L'antidote à Poutine
Macron a su trouver le ton approprié, se réjouit La Repubblica :
«Le discours de Macron à Strasbourg, en clôture de la Conférence sur l'avenir de l'Europe, mais aussi pour la commémoration de la victoire sur le nazisme, semblait avoir été délibérément conçu comme un antidote au discours de Poutine. ... Le président français a délivré un discours d'espoir et d'inclusion, avec l'idée d'une communauté européenne des démocraties. Une communauté qui intégrerait en son sein les pays amenés à attendre pendant des années avant de devenir des membres à part entière, comme l'Ukraine, mais aussi de réintégrer ceux qui ont quitté l'Union, comme le Royaume-Uni. Dans cette optique, l'avertissement selon lequel 'la paix ne saurait être bâtie sur l'humiliation de la Russie' n'en est que plus cohérent.»

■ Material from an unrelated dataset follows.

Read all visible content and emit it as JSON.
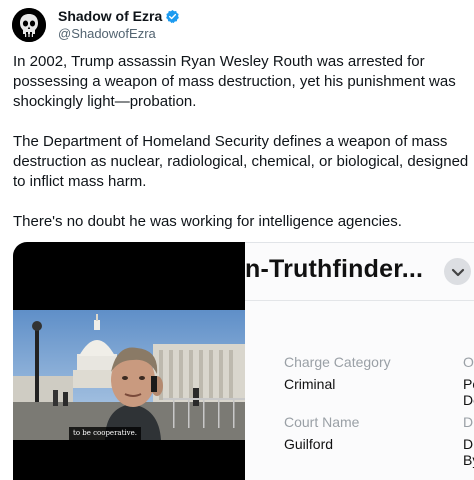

L'Europe ne perd rien de son pouvoir de séduction
La guerre en Ukraine et les conséquences du Brexit font apparaître l'UE sous un meilleur jour, estime L'Opinion :
«Pour ceux qui sont à l'intérieur du bloc, ces soubresauts à sa périphérie sont à la fois un important rappel que malgré tous ses défauts, le projet européen porte des valeurs démocratiques qui restent séduisantes face à une Russie impérialiste, à des Etats-Unis potentiellement trumpistes, et à une Chine nationaliste. Ils sont aussi une promesse que l'édifice européen, telle une vieille bâtisse, ne cessera jamais d'être remis à neuf.»